When I speak to friends about this, my feelings about my births, they all say I am too hard on myself but I am not so sure. What if my midwives had stepped over the line from support to pressure. Would I have thanked them? Would I have managed the home birth I so desired? Or would I have felt bullied and traumatized by their actions. Would my clients want me to push them more? I remember a friend telling me she wished her midwives had been more present with her, given her more direction. She said she felt overwhelmed and lost in her first birth. Where is the line for us as midwives? I have seen some midwives really push their women and felt very uncomfortable with the experience. But in my heart I wish I was pushed just that bit more. I know now how close I was to actually giving birth at home with my last child and I know that if I could have stayed the course just an hour or so longer I would have had my home birth. Instead I transferred into hospital and suffered deep emotional trauma in that experience. I ended up with postnatal depression and a life long regret.
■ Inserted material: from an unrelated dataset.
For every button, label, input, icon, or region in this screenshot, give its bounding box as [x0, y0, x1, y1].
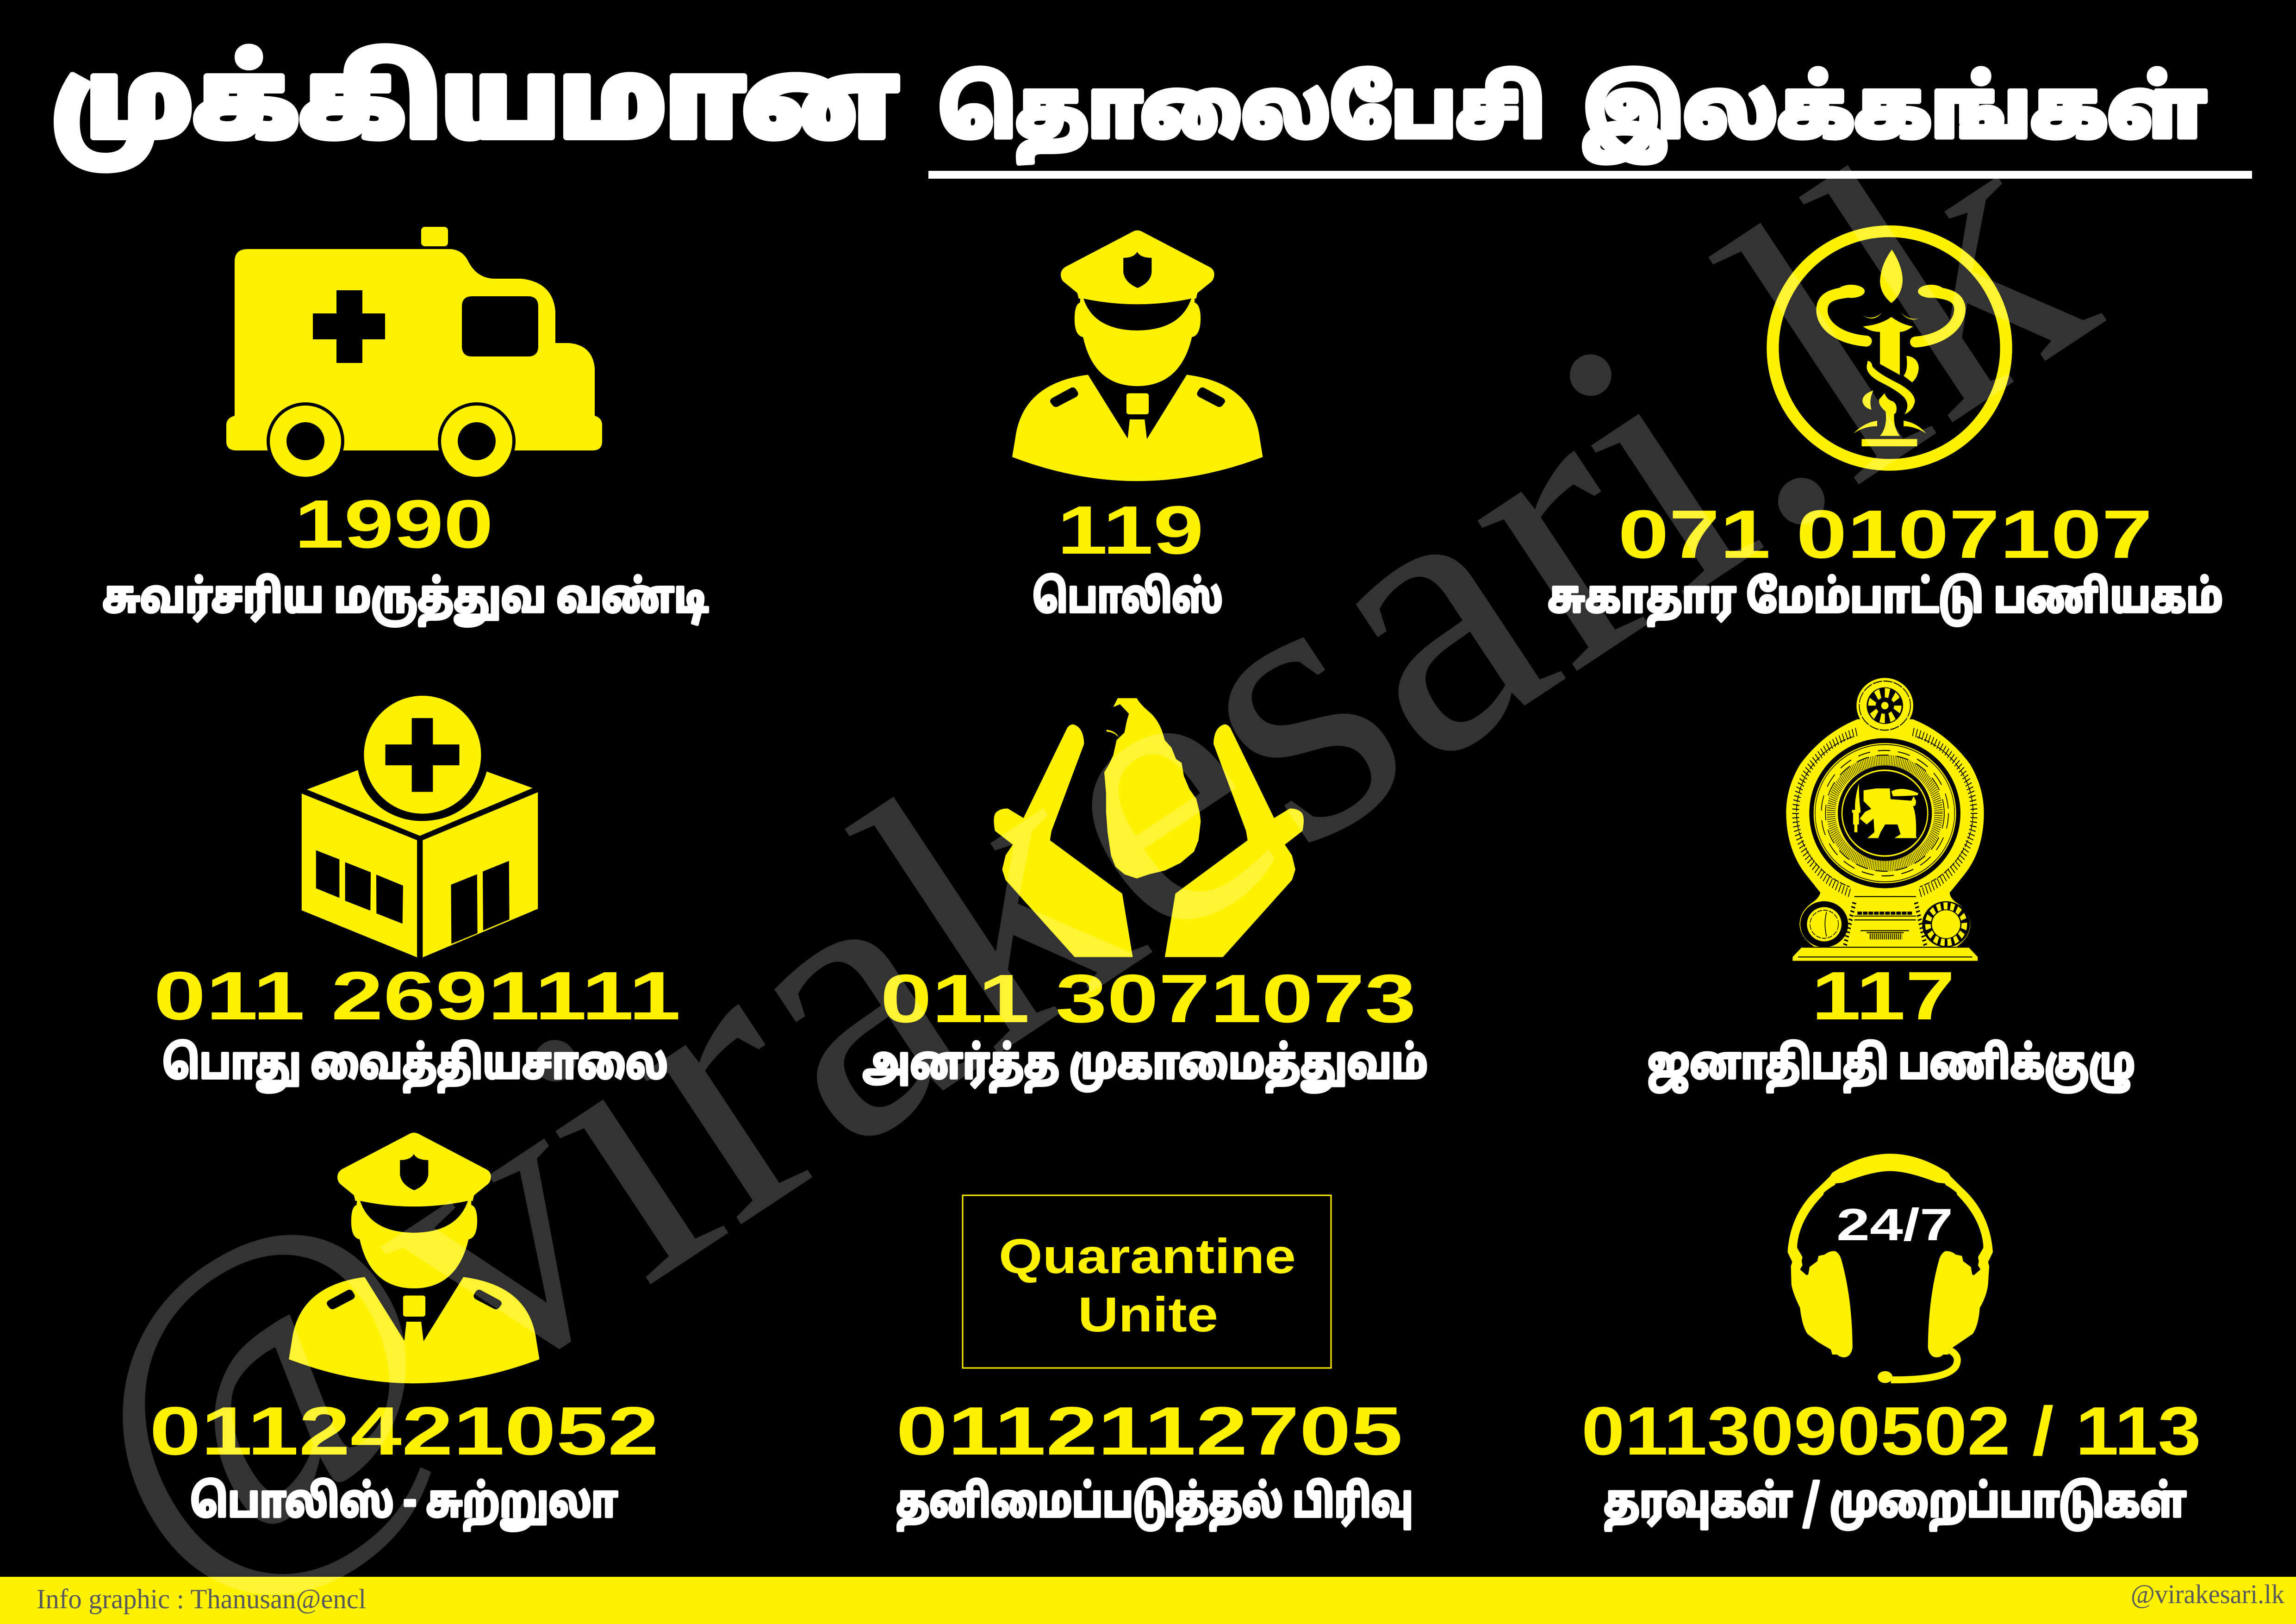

Maybe its simply a individual thing, like most things in birth. Some women want and need to be pushed further and some midwives are the ones to do this. But strangely I am not that midwife and I am actually happy about that. Maybe if my experience had been different I would be one of those midwives, but I am not. What I am is amazed by the power of the women I support. I am in love with their process no matter what road they chose and proud to accompany them, in their own way, into their lives as mothers. As for my feelings about myself, well everyone has their battles with self value and I am no different. I know I am a brilliant mum and a good safe midwife and that makes me feel pretty good.